Si el empresario cumple con sus obligaciones, la imposibilidad de devolver el producto objeto del contrato sólo será atribuible al consumidor si éste no actuó con la misma diligencia que para sus propios asuntos.

La responsabilidad
Junto al empresario y quienes actúen por cuenta del mismo, responderán solidariamente el mandatario, comisionista o agente que hayan actuado en nombre propio.

Recuerde:
Estos son los derechos mínimos a los que el consumidor no puede renunciar, aunque el contrato podría, en cambio, contener cláusulas más beneficiosas para él.
 -   Revise las condiciones de pago de estas ventas.
 -   No firme bajo ningún pretexto documentos que no estén debidamente identificados, y menos si están en blanco. Así evitará sorpresas como el añadido de intereses o recargos no indicados. El vendedor suele ofrecer financiación de la compra mediante créditos o préstamos personales.

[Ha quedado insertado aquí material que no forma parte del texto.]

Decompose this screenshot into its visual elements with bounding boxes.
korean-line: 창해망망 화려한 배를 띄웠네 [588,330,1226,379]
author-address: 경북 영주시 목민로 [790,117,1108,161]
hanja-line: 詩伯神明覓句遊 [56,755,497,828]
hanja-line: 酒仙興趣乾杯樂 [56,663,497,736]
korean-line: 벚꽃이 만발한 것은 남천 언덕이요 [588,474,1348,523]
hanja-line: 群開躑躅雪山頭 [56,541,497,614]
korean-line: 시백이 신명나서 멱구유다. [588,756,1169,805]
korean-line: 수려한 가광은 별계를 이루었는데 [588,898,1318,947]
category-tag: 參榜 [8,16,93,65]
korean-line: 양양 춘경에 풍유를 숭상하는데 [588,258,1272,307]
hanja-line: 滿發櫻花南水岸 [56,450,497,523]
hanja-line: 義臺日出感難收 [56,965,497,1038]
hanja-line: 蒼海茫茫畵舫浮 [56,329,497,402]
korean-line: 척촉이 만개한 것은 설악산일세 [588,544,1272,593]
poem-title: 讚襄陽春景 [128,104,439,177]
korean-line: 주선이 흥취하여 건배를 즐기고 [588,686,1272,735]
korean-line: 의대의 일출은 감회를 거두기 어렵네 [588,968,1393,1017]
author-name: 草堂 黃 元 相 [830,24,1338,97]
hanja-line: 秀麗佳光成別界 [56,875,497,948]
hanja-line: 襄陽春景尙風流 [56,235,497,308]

Valore si realmente le interesa dicha financiación y no firme nada si no está completamente seguro de que comprende todas las cláusulas del contrato.
 -   Exija la acreditación del vendedor, especialmente en caso de visitas domiciliarias.
 -   No se deje impresionar por regalos o promesas, ni entregue dinero anticipado.
 -   Pida factura o recibo firmados por el vendedor si avanza alguna cantidad, en los cuales figure el NIF, la dirección, y se desglosen los conceptos y el importe total.

Si detecta alguna irregularidad, debe comunicarlo a la empresa por escrito. Si pese a ello no obtiene una respuesta satisfactoria, podrá dirigirse a una asociación de consumidores, o bien a la administración competente en consumo más cercana a su domicilio, para interponer la reclamación o, en su caso, solicitar un arbitraje de consumo.

Fuente: Departamento de Industria, Comercio y Turismo del Gobierno Vasco.